Friday, February 20, 2015

World Cup Report Match 9: New Zealand v England


Before this game, if the England team management had sat down, and envisaged an absolutely, iron-clad, worst case scenario for their clash with New Zealand in this World Cup fixture, they still wouldn't have come close to what occurred here in Wellington today. This result, the worst thrashing of the Cup so far, and likely to remain that way, will not only have sent confidence levels to an all time low, but now raises questions as to their future in the Cup beyond the qualifying rounds.

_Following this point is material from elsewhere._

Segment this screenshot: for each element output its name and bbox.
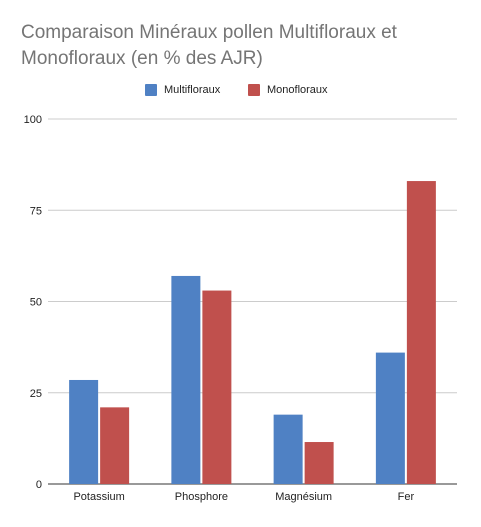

Morgan won the toss, and having seen the cock-up his team made of their first round encounter, this time elected to bat. Not that it mattered. Bell received a peach from Southee, a perfectly pitched outswinger from wide of the crease that took out his off-stump. Ali counterpunched, before receiving a better ball, that also took his off-stump. Then Gary Ballance, marooned and at sea in a position he appears incapable of playing, bunted an indescribable non-shot off the toe straight to short cover, and England was in familiar territory at 3/57.
Root and Morgan fought (struggled) hard, and when I left work for the ten minute journey home they had stabilised at 3/104. When I walked in my front door four overs later, the first ball I saw was Stuart Broad, backing away from Southee, and prodding him to mid off to be dismissed for 4, and the score was 8/116. "What the bloody hell just happened?" I asked. England had lost 5/12 in four overs, four of those to a rampaging Southee. Through a combination of great swing bowling and dreadful batting the match had turned on its head. Only Joe Root, last man out for 46 having watched seven wickets fall at the other end, should have escaped scrutiny at the end of the innings. All out for 123 in 33.2 overs, and England was in complete disarray.

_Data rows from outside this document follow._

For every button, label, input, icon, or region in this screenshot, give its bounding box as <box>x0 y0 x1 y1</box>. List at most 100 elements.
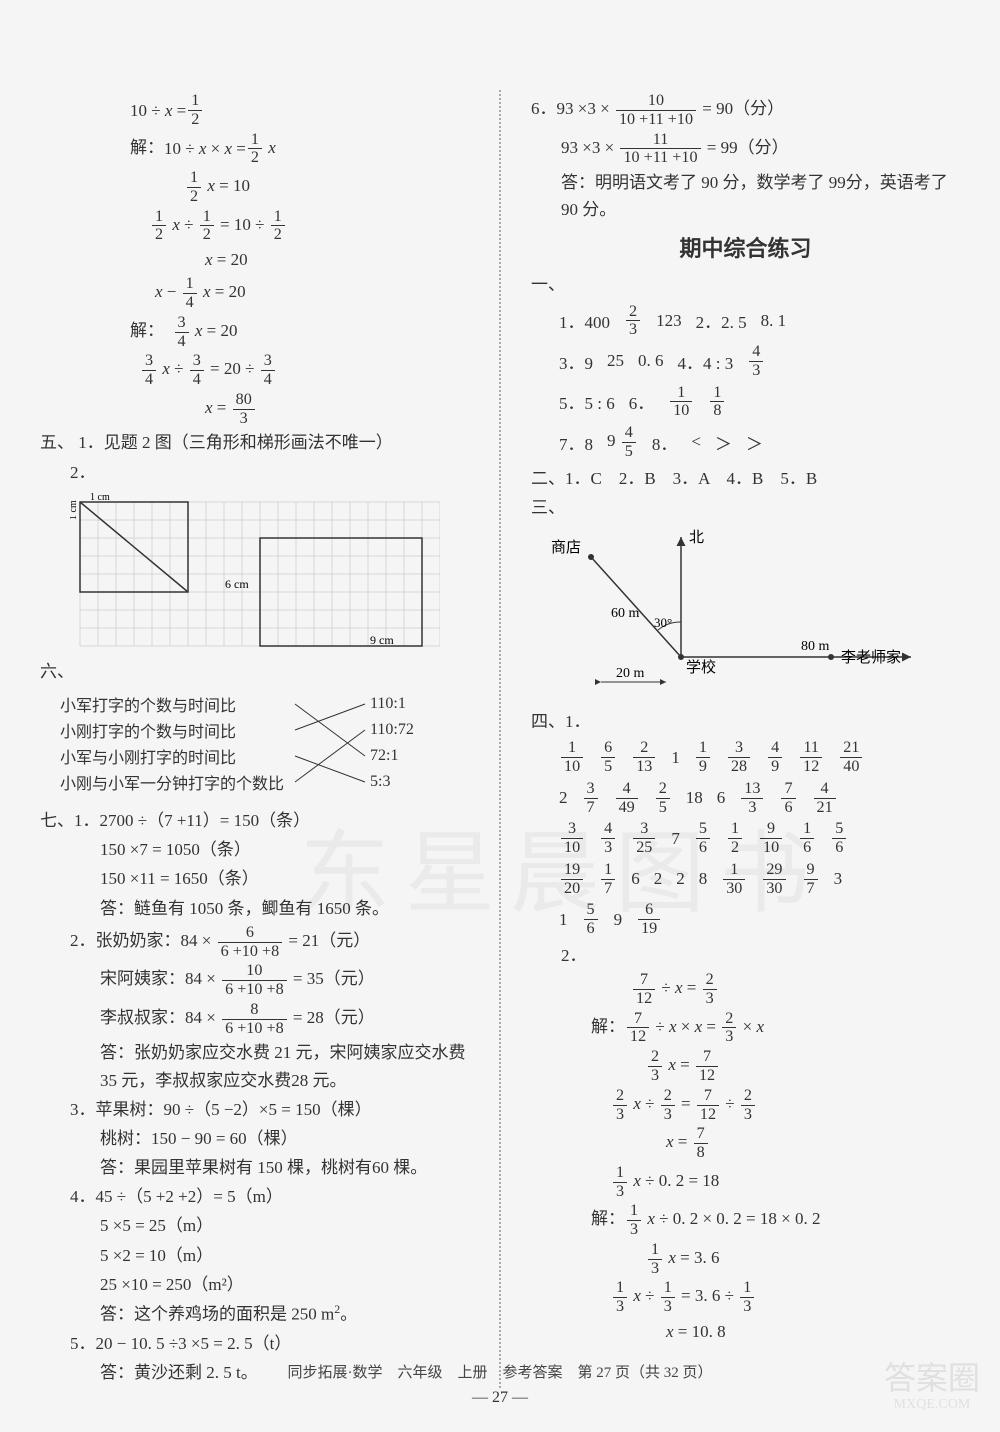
sec1-item: ＞ <box>715 430 732 455</box>
sec1-row-0: 1．400231232．2. 58. 1 <box>559 303 960 340</box>
q7-4-ans: 答：这个养鸡场的面积是 250 m2。 <box>40 1300 469 1328</box>
sec4-item: 1112 <box>798 739 824 776</box>
sec4-item: 37 <box>582 780 600 817</box>
label-9cm: 9 cm <box>370 633 394 647</box>
sec4-item: 49 <box>766 739 784 776</box>
sec4: 四、1． <box>531 708 960 735</box>
compass-60m: 60 m <box>611 606 640 621</box>
match-left-0: 小军打字的个数与时间比 <box>60 691 284 717</box>
sec4-item: 18 <box>686 788 703 808</box>
column-divider <box>499 90 501 1388</box>
sec1-item: 123 <box>656 311 682 331</box>
sec4-item: 325 <box>631 820 657 857</box>
compass-30deg: 30° <box>654 615 672 630</box>
sec1-item: 1．400 <box>559 308 610 333</box>
q7-3-a: 3．苹果树：90 ÷（5 −2）×5 = 150（棵） <box>40 1096 469 1123</box>
section-6: 六、 <box>40 658 469 685</box>
sec2: 二、1．C 2．B 3．A 4．B 5．B <box>531 465 960 492</box>
sec4-item: 6 <box>631 869 640 889</box>
sec1-item: 110 <box>668 384 694 421</box>
sec4-item: 65 <box>599 739 617 776</box>
sec4-item: 2140 <box>838 739 864 776</box>
section-6-label: 六、 <box>40 662 74 681</box>
sec4-2-lead: 2． <box>531 942 960 969</box>
sec4-item: 16 <box>798 820 816 857</box>
section-5-label: 五、 <box>40 433 74 452</box>
q6-b: 93 ×3 × 1110 +11 +10 = 99（分） <box>531 131 960 168</box>
compass-80m: 80 m <box>801 639 830 654</box>
q7-1-a: 1．2700 ÷（7 +11）= 150（条） <box>74 811 310 830</box>
match-left-1: 小刚打字的个数与时间比 <box>60 717 284 743</box>
sec1-item: 0. 6 <box>638 351 664 371</box>
sec1-item: 8． <box>652 430 678 455</box>
sec4-row-0: 110652131193284911122140 <box>559 739 960 776</box>
match-right-3: 5:3 <box>370 769 414 795</box>
sec4-item: 421 <box>812 780 838 817</box>
sec4-item: 110 <box>559 739 585 776</box>
sec4-rows: 1106521311932849111221402374492518613376… <box>531 739 960 938</box>
sec4-item: 133 <box>739 780 765 817</box>
sec4-item: 3 <box>834 869 843 889</box>
sec4-item: 2 <box>654 869 663 889</box>
sec4-item: 910 <box>758 820 784 857</box>
match-left-2: 小军与小刚打字的时间比 <box>60 743 284 769</box>
q7-1-b: 150 ×7 = 1050（条） <box>40 836 469 863</box>
sec1-item: 9 45 <box>607 424 638 461</box>
section-5-2: 2． <box>40 459 469 486</box>
q7-3-b: 桃树：150 − 90 = 60（棵） <box>40 1125 469 1152</box>
sec4-item: 43 <box>599 820 617 857</box>
sec1-item: 23 <box>624 303 642 340</box>
match-right-0: 110:1 <box>370 691 414 717</box>
label-1cm-top: 1 cm <box>90 492 110 503</box>
sec1-item: 4．4 : 3 <box>678 349 734 374</box>
compass-20m: 20 m <box>616 666 645 681</box>
compass-shop: 商店 <box>551 539 581 556</box>
q7-2-c: 李叔叔家：84 × 86 +10 +8 = 28（元） <box>40 1001 469 1038</box>
grid-svg: {"c":18} 1 cm 1 cm 6 cm 9 cm <box>70 492 440 652</box>
sec4-item: 619 <box>636 901 662 938</box>
sec1-rows: 1．400231232．2. 58. 13．9250. 64．4 : 3435．… <box>531 303 960 461</box>
sec4-row-3: 19201762281302930973 <box>559 861 960 898</box>
sec4-item: 7 <box>671 829 680 849</box>
section-5: 五、 1．见题 2 图（三角形和梯形画法不唯一） <box>40 429 469 456</box>
section-7: 七、1．2700 ÷（7 +11）= 150（条） 150 ×7 = 1050（… <box>40 807 469 1386</box>
sec1-item: < <box>691 432 701 452</box>
sec1-item: 6． <box>629 389 655 414</box>
sec4-item: 56 <box>582 901 600 938</box>
sec1-row-2: 5．5 : 66．11018 <box>559 384 960 421</box>
q7-4-d: 25 ×10 = 250（m²） <box>40 1271 469 1298</box>
sec4-item: 17 <box>599 861 617 898</box>
q6-a: 6．93 ×3 × 1010 +11 +10 = 90（分） <box>531 92 960 129</box>
q7-5-a: 5．20 − 10. 5 ÷3 ×5 = 2. 5（t） <box>40 1330 469 1357</box>
q7-4-a: 4．45 ÷（5 +2 +2）= 5（m） <box>40 1183 469 1210</box>
midterm-title: 期中综合练习 <box>531 231 960 263</box>
left-column: 10 ÷ x = 12 解：10 ÷ x × x = 12 x 12 x = 1… <box>40 90 469 1388</box>
sec4-item: 9 <box>614 910 623 930</box>
sec4-item: 8 <box>699 869 708 889</box>
compass-figure: 商店 北 60 m 30° 学校 80 m 李老师家 20 m <box>531 527 960 702</box>
q7-1-ans: 答：鲢鱼有 1050 条，鲫鱼有 1650 条。 <box>40 895 469 922</box>
match-left-3: 小刚与小军一分钟打字的个数比 <box>60 769 284 795</box>
sec1-label: 一、 <box>531 275 565 294</box>
sec4-item: 130 <box>721 861 747 898</box>
q7-4-c: 5 ×2 = 10（m） <box>40 1242 469 1269</box>
compass-school: 学校 <box>686 659 716 676</box>
sec4-item: 2930 <box>761 861 787 898</box>
label-1cm-left: 1 cm <box>70 500 79 520</box>
sec4-item: 1 <box>559 910 568 930</box>
right-column: 6．93 ×3 × 1010 +11 +10 = 90（分） 93 ×3 × 1… <box>531 90 960 1388</box>
match-figure: 小军打字的个数与时间比小刚打字的个数与时间比小军与小刚打字的时间比小刚与小军一分… <box>60 691 469 801</box>
sec4-row-2: 31043325756129101656 <box>559 820 960 857</box>
q7-2-ans: 答：张奶奶家应交水费 21 元，宋阿姨家应交水费 35 元，李叔叔家应交水费28… <box>40 1039 469 1093</box>
sec4-item: 1920 <box>559 861 585 898</box>
page-columns: 10 ÷ x = 12 解：10 ÷ x × x = 12 x 12 x = 1… <box>40 90 960 1388</box>
section-7-label: 七、 <box>40 811 74 830</box>
sec1-item: 7．8 <box>559 430 593 455</box>
q6-ans: 答：明明语文考了 90 分，数学考了 99分，英语考了 90 分。 <box>531 169 960 223</box>
sec4-item: 328 <box>726 739 752 776</box>
sec4-item: 97 <box>802 861 820 898</box>
q7-3-ans: 答：果园里苹果树有 150 棵，桃树有60 棵。 <box>40 1154 469 1181</box>
grid-figure: {"c":18} 1 cm 1 cm 6 cm 9 cm <box>70 492 469 652</box>
sec4-item: 25 <box>654 780 672 817</box>
sec4-item: 12 <box>726 820 744 857</box>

New Zealand's response was predictable, but perhaps not with the ferocity it came with. McCullum and Guptill had employed the same tactics in chasing a small total against Scotland, which had almost come unstuck in losing seven wickets in gaining victory. Today, McCullum was savage. His only intention was to hit every ball to or over the boundary, an intention he did magnificently. At one stage, the only way he could not break AB de Villiers recent record for fastest century in ODI cricket was if Guptill scored too many at the other end to allow him to get there. He has 72 off 21 balls, only needing 28 off a further 9. He eventually fell for 77 off 25 balls, an innings that tore the heart out of England's bowlers. It was all and well to ask where they should be bowling to McCullum in that mood - the real problem to me was that they had no plan at all. It just didn't appear at any stage that they decided to set a certain field, and then bowl to that field. It was just run in, get smashed, go back to your mark, run in, get smashed, and repeat. No yorker-length bowling, just length bowling. And then short bowling. Great to watch if you aren't English, but troublesome if you are.

The match was over with less than 46 overs bowled. New Zealand have only one more obstacle to claim to spot in Group A, against Australia next Saturday. England have several hurdles to clear just to qualify for the quarter finals. With a game against Scotland on Monday, their future in the tournament probably hangs on that game.